RNA-seq normalization
Posted on August 29, 2016
RNA-seq Normalization
From a data analysis standpoint, PCA is used for studying one table of observations and variables with the main idea of transforming the observed variables into a set of new variables, the principal components, which are uncorrelated and explain the variation in the data. For this reason, PCA allows to reduce a “complex” data set to a lower dimension in order to reveal the structures or the dominant types of variations in both the observations and the variables.
Preliminaries
Throughout this post “read” refers to both single-end or paired-end reads. The concept of counting is the same with either type of read, as each read represents a fragment that was sequenced.
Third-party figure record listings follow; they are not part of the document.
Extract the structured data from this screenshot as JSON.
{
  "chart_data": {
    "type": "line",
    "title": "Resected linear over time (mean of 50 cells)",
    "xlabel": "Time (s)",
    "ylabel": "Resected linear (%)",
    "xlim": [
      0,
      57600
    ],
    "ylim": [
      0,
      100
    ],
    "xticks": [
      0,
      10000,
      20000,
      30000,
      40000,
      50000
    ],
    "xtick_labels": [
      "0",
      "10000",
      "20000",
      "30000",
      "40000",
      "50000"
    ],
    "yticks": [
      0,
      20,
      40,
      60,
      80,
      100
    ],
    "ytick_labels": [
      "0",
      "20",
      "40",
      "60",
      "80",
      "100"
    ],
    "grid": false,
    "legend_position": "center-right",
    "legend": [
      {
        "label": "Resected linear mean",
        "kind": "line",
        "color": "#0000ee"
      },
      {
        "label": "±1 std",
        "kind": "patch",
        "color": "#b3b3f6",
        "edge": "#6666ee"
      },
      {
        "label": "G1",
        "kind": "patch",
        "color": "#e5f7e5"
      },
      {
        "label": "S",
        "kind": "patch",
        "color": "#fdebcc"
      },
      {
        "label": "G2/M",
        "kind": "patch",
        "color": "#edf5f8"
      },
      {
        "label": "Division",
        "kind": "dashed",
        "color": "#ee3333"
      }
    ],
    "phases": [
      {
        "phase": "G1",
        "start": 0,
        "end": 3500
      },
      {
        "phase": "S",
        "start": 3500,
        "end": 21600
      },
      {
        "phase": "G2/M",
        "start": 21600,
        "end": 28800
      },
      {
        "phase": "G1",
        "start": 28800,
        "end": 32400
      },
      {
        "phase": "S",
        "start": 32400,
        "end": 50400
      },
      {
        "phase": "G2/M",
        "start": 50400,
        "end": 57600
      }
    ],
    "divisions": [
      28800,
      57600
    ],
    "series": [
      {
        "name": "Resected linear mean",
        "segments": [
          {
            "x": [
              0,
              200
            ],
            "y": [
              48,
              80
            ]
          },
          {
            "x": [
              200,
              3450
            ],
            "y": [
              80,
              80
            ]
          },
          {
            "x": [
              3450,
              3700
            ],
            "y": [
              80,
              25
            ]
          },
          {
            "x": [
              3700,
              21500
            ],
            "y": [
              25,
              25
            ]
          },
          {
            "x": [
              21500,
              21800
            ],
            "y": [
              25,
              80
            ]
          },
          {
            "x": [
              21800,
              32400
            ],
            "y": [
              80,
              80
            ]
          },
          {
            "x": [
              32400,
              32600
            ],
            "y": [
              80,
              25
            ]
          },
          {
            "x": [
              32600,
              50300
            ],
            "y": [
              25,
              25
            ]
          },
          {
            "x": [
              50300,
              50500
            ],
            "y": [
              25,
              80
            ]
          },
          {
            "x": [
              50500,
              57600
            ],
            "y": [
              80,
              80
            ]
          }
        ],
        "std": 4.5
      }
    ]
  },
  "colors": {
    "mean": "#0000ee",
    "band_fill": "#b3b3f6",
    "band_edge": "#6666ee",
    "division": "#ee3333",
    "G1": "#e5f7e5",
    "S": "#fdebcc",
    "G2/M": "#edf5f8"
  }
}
When saying “feature”, I’m referring to an expression feature, by which I mean a genomic region containing a sequence that can normally appear in an RNA-Seq experiment (e.g. gene, isoform, exon).
Finally, I use the random variable \(X_i\) to denote the counts you observe from a feature of interest i. Unfortunately, with alternative splicing you do not directly observe \(X_i\), so often \(E[X_i]\) is used, which is estimated using the EM algorithm by a method like eXpress, RSEM, Sailfish, Cufflinks, or one of many other tools.
Counts
“Counts” usually refers to the number of reads that align to a particular feature. I’ll refer to counts by the random variable X_i. These numbers are heavily dependent on two things: (1) the amount of fragments you sequenced (this is related to relative abundances) and (2) the length of the feature, or more appropriately, the effective length. Effective length refers to the number of possible start sites a feature could have generated a fragment of that particular length. In practice, the effective length is usually computed as:
\( {\widetilde{l}i} = l_i\) - \mu{FLD} + 1,
where $\mu_{FLD}$ is the mean of the fragment length distribution which was learned from the aligned read. If the abundance estimation method you’re using incorporates sequence bias modeling (such as eXpress or Cufflinks), the bias is often incorporated into the effective length by making the feature shorter or longer depending on the effect of the bias.
Since counts are NOT scaled by the length of the feature, all units in this category are not comparable within a sample without adjusting for the feature length. This means you can’t sum the counts over a set of features to get the expression of that set (e.g. you can’t sum isoform counts to get gene counts).
Counts are often used by differential expression methods since they are naturally represented by a counting model, such as a negative binomial (NB2).
####Effective counts
When eXpress came out, they began reporting “effective counts.” This is basically the same thing as standard counts, with the difference being that they are adjusted for the amount of bias in the experiment. To compute effective counts:
\( \text{effCounts}_i = X_i \cdot \dfrac{l_i}{\widetilde{l}_i} \).
The intuition here is that if the effective length is much shorter than the actual length, then in an experiment with no bias you would expect to see more counts. Thus, the effective counts are scaling the observed counts up.
####Counts per million
Counts per million (CPM) mapped reads are counts scaled by the number of fragments you sequenced (N) times one million. This unit is related to the FPKM without length normalization and a factor of 10^3:
\( \text{CPM}_i = \dfrac{X_i}{\dfrac{N}{10^6}} = \dfrac{X_i}{N}\cdot 10^6 \)
I’m not sure where this unit first appeared, but I’ve seen it used with edgeR and talked about briefly in the limma voom paper.